We observed several statistically significant differences between SC and nSC patients, the most relevant ones being gender, rheumatic cardiac involvement, neurologic and neuropsychiatric symptoms at diagnosis, diagnostic and therapeutic choices, WSAS total scores and WSAS domains 3 (private leisure) and 5 (close relations) scores.

We also noticed several differences between the centers that took part to our study, underlining the already known heterogeneity in diagnosis, treatment, and follow-up of patients with Sydenham’s chorea.

Rheumatic fever and Sydenham’s chorea do not seem to have affected unemployment rate in the long term, but this observation needs to be confirmed by further research.

Many other promising data were collected, but the rarity of the investigated disease did not allow us to enroll a larger population of patients, which could have provided an adequate statistical power to obtain other significant results.

Major awareness should be raised among physicians, patients, and caregivers on SC neuropsychiatric manifestations.
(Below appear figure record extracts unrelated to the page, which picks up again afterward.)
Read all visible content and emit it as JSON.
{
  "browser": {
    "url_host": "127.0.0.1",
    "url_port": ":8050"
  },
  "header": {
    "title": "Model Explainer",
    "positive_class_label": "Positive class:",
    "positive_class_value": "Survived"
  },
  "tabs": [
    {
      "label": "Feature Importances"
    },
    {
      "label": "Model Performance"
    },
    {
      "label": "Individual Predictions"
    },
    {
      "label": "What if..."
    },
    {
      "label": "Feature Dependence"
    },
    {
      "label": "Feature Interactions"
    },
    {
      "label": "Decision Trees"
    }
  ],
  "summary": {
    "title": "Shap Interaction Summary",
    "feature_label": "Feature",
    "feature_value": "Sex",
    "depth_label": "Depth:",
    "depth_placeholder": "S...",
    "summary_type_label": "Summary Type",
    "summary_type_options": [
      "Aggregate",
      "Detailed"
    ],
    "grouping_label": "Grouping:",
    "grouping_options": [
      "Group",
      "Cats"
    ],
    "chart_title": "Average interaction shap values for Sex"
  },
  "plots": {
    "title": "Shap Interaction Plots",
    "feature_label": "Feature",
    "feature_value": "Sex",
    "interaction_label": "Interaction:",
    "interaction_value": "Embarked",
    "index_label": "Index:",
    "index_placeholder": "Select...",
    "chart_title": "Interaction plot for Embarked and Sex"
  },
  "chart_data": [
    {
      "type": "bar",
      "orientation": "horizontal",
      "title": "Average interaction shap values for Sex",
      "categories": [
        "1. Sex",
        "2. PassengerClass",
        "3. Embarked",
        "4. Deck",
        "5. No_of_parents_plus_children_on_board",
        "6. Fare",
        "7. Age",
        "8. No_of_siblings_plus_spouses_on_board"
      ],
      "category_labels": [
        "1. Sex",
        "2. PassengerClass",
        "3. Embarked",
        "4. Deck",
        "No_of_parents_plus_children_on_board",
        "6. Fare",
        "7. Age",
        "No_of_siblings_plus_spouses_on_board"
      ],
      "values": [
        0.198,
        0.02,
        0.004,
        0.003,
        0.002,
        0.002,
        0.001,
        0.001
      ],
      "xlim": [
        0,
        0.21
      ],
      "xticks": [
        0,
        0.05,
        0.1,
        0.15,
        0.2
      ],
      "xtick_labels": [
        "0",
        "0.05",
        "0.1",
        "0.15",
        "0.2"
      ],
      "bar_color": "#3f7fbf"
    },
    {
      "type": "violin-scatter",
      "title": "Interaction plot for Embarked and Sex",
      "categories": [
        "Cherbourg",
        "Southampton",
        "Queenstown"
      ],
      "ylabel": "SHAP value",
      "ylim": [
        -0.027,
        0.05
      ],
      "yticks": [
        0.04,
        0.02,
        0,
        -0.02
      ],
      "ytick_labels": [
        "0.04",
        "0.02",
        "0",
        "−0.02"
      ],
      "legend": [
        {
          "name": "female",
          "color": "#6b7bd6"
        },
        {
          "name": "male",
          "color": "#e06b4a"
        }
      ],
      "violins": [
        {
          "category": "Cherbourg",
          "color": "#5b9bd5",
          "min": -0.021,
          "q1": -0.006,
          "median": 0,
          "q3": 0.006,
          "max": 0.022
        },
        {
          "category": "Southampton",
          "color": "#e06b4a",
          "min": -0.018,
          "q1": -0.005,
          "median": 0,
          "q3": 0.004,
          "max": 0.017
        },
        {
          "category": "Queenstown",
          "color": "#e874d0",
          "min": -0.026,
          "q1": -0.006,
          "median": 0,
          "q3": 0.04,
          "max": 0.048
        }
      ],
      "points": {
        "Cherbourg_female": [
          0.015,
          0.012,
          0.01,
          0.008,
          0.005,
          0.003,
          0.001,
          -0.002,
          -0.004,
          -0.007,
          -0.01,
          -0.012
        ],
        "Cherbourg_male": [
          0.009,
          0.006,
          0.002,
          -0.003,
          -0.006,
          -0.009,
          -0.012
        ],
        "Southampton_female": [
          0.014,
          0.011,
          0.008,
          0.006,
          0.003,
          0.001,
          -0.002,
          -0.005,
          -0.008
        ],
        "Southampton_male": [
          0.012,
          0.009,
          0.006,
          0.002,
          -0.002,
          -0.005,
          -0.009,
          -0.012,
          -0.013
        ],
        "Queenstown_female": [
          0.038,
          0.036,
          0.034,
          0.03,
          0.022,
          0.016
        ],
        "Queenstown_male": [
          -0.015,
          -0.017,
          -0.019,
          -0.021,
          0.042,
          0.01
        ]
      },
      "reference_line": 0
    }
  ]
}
In fact, their early detection could be important in both younger patients in developmental age and in older patients, because their long-term symptoms could remain undiagnosed and their correlation with SC could be neglected. Thus, a more widespread knowledge on this topic could be important to guarantee appropriate psychotherapeutic and pharmacological treatments to all patients. Moreover, since pediatric chronic diseases have been shown to variably affect caregivers’ mental health [38], the possibility to offer SC children’s parents psychological support programs should be considered.

Thus, further studies with higher sample sizes will be needed to evaluate these observations.